Revue de presse : Article dans Les Echos du 04/09/2012 : Sortir de l'école du chiffre
L'école de la République a décidément la religion du chiffre. Cette rentrée 2012 en donne une nouvelle démonstration. En attendant rien de moins qu'une « refondation » de notre système éducatif, 12 millions d'élèves et leurs parents sont invités, en ce jour de retour en classe, à lire les prémices d'un changement radical dans le renfort de 1.280 enseignants supplémentaires, dont un millier dans le primaire, où le flux d'écoliers recommence à augmenter. Bien sûr, cela permet ici d'alléger un effectif, là de rouvrir une classe. Et voilà tranquillisé le parent qui sommeille en chaque contribuable. Ne lui rabâche-t-on pas que, dans la compétition mondiale des économies de la connaissance, l'éducation, à l'égale de la santé, a un coût mais pas de prix ? Et qu'elle vaut bien quelques investissements en hommes et femmes de savoir ?
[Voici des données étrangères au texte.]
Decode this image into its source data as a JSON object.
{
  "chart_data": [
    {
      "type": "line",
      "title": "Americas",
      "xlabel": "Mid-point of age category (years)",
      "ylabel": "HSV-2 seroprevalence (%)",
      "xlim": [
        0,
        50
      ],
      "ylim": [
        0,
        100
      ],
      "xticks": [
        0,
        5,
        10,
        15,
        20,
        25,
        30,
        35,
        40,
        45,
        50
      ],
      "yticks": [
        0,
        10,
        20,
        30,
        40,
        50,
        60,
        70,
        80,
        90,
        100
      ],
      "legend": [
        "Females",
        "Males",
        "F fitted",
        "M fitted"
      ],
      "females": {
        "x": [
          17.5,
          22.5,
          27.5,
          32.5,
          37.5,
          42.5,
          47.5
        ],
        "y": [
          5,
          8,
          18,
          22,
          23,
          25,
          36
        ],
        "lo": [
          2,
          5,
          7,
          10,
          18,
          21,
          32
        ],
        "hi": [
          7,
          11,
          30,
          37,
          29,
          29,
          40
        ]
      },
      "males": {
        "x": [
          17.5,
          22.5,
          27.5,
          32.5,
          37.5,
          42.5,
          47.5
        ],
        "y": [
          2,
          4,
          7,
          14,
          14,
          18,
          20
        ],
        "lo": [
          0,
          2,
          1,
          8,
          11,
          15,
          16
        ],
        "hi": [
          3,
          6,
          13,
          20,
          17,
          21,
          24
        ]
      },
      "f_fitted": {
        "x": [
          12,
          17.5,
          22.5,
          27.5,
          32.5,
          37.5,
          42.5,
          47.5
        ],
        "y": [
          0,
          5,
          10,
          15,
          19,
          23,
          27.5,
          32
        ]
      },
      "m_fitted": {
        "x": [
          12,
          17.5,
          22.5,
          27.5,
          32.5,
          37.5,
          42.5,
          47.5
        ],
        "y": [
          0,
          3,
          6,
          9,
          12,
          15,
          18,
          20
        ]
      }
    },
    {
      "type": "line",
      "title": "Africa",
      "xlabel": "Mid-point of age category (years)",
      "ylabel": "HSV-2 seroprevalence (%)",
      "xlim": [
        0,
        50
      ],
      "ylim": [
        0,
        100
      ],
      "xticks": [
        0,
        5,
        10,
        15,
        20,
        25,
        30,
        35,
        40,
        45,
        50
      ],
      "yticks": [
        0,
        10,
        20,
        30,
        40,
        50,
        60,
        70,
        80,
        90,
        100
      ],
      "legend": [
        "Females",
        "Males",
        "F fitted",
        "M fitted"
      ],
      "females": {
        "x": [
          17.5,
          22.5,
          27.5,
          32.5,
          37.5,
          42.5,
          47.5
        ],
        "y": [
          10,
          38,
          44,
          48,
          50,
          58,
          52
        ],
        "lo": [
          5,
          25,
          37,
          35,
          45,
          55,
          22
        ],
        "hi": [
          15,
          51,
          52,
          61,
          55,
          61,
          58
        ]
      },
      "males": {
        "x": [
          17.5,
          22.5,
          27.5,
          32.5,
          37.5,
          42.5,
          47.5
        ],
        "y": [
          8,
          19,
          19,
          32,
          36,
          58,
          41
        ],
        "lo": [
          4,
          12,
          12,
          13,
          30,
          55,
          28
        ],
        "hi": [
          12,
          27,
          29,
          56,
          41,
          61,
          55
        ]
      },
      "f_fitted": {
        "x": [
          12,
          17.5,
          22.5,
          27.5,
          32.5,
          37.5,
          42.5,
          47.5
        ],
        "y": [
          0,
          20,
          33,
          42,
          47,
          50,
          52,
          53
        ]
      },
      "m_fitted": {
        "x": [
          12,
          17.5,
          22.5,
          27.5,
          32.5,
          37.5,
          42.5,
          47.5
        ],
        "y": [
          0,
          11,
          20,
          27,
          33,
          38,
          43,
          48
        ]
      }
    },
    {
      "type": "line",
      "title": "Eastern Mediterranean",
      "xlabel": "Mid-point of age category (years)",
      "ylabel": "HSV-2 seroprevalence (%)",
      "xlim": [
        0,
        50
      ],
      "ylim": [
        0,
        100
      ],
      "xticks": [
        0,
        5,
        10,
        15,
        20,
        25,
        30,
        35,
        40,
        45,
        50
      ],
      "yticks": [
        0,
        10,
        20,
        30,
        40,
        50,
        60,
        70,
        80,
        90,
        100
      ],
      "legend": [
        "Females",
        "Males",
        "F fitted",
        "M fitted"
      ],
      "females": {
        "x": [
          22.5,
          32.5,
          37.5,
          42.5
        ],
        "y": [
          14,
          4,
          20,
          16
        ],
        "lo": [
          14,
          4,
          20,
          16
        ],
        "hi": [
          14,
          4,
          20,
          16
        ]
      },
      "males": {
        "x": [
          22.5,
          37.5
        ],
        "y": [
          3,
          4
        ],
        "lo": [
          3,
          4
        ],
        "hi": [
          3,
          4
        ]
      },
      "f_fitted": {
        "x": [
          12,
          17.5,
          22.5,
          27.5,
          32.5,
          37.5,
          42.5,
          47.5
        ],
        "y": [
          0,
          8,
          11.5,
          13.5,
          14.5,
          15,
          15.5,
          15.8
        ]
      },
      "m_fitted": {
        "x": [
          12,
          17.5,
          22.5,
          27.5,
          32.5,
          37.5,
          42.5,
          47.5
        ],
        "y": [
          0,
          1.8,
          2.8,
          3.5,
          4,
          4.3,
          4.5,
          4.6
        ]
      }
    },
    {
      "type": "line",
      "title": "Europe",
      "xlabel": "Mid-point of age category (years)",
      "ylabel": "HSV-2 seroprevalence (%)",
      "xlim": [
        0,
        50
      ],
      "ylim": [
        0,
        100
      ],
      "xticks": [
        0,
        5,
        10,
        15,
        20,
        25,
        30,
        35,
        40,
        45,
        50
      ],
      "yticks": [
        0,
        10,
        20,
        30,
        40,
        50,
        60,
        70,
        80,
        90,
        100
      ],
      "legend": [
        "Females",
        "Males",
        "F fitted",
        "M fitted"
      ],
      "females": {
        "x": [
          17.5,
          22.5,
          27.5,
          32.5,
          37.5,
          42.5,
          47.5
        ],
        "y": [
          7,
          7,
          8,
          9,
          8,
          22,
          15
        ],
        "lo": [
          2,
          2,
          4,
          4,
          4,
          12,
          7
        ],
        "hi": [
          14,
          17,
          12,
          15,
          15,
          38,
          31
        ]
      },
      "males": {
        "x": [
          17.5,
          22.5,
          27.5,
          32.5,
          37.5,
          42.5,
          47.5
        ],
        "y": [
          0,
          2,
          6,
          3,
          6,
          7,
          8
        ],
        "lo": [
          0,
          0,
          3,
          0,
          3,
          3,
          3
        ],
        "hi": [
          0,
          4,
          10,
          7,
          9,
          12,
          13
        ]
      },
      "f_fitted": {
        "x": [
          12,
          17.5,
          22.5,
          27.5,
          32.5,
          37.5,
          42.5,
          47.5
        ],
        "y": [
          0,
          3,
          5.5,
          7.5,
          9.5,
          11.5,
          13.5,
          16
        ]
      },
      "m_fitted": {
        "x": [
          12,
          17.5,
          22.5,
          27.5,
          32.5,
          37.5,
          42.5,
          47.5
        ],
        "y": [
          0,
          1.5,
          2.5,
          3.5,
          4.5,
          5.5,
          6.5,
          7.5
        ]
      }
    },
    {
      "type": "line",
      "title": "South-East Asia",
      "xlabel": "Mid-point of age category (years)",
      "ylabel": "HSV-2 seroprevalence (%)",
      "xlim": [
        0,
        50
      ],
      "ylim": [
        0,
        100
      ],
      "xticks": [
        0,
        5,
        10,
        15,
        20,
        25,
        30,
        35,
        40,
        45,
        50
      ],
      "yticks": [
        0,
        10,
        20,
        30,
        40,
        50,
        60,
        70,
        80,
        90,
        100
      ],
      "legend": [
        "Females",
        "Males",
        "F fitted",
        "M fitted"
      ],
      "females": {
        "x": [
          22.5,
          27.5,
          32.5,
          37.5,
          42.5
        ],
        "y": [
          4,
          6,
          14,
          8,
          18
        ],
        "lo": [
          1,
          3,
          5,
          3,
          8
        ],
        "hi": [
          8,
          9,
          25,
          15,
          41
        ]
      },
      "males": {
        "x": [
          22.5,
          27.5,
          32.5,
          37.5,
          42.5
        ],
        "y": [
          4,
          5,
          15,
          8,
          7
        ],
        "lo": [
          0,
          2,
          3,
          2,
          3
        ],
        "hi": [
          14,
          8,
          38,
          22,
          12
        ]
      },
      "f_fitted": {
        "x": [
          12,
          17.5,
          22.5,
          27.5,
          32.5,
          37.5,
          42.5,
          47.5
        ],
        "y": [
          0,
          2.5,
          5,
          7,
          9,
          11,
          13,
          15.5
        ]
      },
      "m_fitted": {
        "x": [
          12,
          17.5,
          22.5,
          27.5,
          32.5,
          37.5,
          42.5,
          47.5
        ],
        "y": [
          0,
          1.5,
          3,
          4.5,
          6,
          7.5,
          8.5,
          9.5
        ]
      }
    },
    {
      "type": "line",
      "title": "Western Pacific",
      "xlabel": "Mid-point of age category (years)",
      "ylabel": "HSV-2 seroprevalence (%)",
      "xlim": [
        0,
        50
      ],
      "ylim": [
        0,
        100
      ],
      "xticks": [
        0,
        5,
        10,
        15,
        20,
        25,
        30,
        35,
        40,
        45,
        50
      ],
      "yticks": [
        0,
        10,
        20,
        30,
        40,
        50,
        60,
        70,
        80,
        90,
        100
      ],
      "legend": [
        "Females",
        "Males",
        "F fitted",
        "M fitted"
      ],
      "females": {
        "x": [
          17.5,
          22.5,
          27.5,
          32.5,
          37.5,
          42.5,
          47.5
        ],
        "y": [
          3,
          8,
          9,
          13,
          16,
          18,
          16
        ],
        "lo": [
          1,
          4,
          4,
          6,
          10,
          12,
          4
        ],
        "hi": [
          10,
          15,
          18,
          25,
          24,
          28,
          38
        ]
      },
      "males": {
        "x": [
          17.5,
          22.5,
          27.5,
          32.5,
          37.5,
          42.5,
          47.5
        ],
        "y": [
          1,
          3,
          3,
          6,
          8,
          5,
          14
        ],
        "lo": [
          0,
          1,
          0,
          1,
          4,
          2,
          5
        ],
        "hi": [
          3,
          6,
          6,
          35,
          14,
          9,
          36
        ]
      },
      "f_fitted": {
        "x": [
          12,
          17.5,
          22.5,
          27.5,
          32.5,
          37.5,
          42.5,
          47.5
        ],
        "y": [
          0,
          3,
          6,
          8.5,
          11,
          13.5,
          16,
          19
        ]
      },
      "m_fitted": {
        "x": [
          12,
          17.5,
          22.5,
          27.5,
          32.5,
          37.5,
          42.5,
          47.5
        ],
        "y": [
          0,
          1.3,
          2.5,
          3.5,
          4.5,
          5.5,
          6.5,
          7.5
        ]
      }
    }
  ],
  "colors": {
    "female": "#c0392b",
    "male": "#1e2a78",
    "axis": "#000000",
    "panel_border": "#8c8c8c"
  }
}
Seulement, quoiqu'elle ne résume pas l'ambition éducative du gouvernement, cette politique du chiffre fait dangereu-sement prévaloir la quantité sur la qualité. Ce n'est pas faire injure à ces embauchés de la dernière heure, repêchés par nécessité politique après avoir échoué au concours, que de remarquer que leur niveau de formation n'était sans doute à la hauteur de leur admirable vocation. Alors que l'Education nationale ne trouve déjà plus assez de candidats de qualité, augmenter le nombre de professeurs sans dégrader encore les performances du système éducatif est un pari sur l'avenir qui n'a pas fini d'inquiéter. D'autant que, à partir de 2013, ce ne seront plus 1.000 mais 30.000 enseignants qu'il faudra recruter afin, compte tenu des départs à la retraite, de satisfaire la promesse des 10.000 postes supplémentaires annuels sur la durée du quinquennat.
Cette obsession de l'arithmétique enseignante, qui fait du nombre d'élèves assis en classe le premier indicateur de réussite, relève d'une vision curieusement passéiste de l'école. Un établissement dans chaque village, une classe par niveau, un maître dans chaque classe : ce modèle, jamais totalement dépassé, de la III e République, doit enfin être bousculé par les réalités du XXI e siècle. Les technologies numériques invitent à développer l'apprentissage à distance, dans lequel se perdent les unités classiques de lieu et de temps. Les transports collectifs facilitent les mobilités géographiques. Et nombre d'expériences étrangères suggèrent de laisser plus d'autonomie aux établissements pour recruter et rémunérer leurs enseignants. Nul doute que leur choix serait d'en embaucher moins et de les payer mieux.